Thirty years strong in 2021, Ara Music Arts is well-oiled, and the Jazz Diploma has developed into a fully university-accredited degree as Bachelor of Music Arts. The music industry and wider community are richer for the musicians, vocalists, recording artists and engineers generated; the graduates who recycle into the jazz school as tutors; the schoolteachers, the local performers and the artists who take our music out onto the world stage.
Neill Pickard retired in 2003 as Head of Jazz within CPIT’s Faculty of Humanities but continued lecturing stages I and II Jazz History in the BMA degree course, his “Rags to Swing” jazz-history course for Stage I University of Canterbury students, and night classes in jazz history and appreciation. Until retirement in 2018 he was still teaching French, ESOL and core music at Burnside High School.
His influence, musical knowledge and foundation role in the jazz school’s creation are far-reaching. In 2017, several of those whom the school has fostered since 1991 – and who have gone on to serious music careers – feted Neill at the school’s 25th Anniversary Gala Concert in the Isaac Theatre Royal with a jazz-funk song in his honour.

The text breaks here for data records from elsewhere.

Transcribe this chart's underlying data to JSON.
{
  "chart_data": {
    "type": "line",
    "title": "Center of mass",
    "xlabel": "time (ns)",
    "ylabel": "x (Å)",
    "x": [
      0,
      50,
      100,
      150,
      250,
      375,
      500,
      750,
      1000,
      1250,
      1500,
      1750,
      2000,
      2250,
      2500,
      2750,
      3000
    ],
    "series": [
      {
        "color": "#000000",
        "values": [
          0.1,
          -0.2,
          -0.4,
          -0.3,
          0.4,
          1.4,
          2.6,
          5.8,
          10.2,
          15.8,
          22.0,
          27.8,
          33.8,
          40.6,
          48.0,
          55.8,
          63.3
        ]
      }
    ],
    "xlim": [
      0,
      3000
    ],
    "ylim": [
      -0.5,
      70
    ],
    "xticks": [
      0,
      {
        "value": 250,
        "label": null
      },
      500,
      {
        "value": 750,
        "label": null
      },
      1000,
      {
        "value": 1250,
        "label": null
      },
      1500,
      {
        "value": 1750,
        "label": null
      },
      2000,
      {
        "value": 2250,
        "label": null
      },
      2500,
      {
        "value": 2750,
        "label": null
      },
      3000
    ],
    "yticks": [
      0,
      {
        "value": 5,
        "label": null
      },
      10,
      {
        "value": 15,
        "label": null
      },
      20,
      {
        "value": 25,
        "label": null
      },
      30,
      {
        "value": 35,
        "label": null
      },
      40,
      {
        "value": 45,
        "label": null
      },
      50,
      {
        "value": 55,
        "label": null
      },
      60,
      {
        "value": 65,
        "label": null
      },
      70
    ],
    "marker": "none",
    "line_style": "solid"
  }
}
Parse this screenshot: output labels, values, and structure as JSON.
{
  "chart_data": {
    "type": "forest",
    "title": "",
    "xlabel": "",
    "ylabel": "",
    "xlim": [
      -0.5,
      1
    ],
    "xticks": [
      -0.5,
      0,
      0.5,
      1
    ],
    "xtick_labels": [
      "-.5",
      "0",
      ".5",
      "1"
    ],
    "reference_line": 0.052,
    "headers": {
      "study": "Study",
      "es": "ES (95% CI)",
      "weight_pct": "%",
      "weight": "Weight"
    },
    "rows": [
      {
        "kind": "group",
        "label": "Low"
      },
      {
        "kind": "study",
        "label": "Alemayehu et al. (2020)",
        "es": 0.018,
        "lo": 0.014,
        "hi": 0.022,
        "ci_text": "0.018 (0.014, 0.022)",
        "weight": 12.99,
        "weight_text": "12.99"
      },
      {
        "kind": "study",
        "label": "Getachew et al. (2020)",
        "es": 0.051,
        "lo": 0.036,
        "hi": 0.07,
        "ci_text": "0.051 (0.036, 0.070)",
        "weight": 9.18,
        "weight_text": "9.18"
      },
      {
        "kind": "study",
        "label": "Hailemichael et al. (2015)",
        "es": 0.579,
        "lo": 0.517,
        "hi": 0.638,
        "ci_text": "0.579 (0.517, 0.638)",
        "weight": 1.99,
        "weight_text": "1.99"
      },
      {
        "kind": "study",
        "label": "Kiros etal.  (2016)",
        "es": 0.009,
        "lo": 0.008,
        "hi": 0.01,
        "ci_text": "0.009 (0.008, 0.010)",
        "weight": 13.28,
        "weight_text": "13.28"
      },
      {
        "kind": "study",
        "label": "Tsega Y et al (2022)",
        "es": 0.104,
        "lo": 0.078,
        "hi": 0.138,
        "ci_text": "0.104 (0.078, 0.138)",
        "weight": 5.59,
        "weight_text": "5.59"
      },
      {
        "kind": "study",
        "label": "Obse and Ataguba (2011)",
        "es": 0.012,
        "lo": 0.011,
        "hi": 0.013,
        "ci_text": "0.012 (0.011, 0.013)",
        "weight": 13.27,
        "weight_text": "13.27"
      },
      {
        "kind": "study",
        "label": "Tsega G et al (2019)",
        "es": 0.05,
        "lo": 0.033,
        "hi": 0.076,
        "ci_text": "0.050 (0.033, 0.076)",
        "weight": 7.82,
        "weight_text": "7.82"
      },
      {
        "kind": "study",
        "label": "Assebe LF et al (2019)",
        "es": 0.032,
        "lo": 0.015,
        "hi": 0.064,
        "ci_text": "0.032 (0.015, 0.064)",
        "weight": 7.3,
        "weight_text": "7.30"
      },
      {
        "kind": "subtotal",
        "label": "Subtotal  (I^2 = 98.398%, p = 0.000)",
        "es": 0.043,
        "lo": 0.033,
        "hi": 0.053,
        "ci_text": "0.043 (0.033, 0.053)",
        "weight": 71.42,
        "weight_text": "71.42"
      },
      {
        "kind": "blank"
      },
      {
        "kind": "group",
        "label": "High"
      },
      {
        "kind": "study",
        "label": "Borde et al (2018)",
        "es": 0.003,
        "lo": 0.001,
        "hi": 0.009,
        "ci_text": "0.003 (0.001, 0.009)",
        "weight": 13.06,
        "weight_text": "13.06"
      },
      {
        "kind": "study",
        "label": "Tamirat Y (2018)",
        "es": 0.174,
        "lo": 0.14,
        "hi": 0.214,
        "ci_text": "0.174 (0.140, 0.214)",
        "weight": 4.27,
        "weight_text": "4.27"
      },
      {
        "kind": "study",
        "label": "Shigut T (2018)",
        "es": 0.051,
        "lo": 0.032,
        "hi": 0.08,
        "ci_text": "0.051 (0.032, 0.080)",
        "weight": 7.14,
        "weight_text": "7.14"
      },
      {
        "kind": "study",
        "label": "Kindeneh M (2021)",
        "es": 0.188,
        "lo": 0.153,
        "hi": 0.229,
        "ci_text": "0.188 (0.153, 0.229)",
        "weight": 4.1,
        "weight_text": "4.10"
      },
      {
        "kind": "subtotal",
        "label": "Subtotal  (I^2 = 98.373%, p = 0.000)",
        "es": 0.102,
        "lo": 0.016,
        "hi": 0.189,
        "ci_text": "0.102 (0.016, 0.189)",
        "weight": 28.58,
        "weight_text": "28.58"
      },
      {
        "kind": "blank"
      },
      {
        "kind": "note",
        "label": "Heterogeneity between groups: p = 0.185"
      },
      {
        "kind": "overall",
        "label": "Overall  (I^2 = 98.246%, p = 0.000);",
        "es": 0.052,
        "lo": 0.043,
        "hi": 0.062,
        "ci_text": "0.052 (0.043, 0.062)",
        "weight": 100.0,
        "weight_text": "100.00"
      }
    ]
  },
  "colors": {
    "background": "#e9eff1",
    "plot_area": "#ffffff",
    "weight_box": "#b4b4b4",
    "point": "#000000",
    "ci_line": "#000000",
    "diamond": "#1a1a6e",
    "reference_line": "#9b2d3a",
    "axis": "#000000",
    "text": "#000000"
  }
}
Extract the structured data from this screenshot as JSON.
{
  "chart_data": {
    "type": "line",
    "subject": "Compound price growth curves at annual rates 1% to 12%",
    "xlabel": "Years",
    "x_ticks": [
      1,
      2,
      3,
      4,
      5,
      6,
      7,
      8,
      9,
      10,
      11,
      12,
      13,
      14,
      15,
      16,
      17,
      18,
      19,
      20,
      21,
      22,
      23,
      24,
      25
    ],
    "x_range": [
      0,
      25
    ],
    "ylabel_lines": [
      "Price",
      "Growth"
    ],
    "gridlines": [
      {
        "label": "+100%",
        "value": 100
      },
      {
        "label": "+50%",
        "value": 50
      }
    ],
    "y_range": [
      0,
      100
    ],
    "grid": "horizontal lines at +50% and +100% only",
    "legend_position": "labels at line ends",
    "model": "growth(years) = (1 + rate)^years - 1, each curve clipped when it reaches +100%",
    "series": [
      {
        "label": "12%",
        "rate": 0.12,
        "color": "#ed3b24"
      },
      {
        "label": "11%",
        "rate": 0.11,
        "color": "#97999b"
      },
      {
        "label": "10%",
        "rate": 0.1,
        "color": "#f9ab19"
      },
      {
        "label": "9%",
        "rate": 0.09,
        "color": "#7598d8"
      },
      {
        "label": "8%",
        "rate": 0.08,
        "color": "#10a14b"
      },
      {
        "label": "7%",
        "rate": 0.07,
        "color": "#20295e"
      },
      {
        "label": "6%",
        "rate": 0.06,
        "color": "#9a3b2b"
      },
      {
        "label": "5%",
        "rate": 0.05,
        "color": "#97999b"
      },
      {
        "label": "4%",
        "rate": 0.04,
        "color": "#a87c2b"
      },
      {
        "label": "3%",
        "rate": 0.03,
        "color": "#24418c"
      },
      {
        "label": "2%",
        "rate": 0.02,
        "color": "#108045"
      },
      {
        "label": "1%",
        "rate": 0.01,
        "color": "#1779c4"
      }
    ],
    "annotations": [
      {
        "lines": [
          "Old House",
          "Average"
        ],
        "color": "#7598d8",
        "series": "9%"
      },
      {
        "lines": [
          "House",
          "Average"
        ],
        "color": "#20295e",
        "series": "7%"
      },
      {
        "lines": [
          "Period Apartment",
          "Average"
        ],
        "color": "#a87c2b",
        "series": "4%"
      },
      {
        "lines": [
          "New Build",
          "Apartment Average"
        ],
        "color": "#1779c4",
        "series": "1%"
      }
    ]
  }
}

Written by Gerard Masters and viewable on YouTube and Facebook, “Nothin's Too Hard For Neill Pickard” features Gerard on piano and vocals, Gwyn Reynolds on saxophone, Cam Pearce on trumpet, Scott Taitoko on trombone, Darren Pickering on keyboards, Andy Genge on guitar, Brett Hirst on bass, and Dan Kennedy on drums.
Regarded with fondness and admiration by those who have the pleasure to know him, Neill Pickard QSM, Lecturer Emeritus, can be rightfully proud of his contribution to New Zealand music as his legacy in action.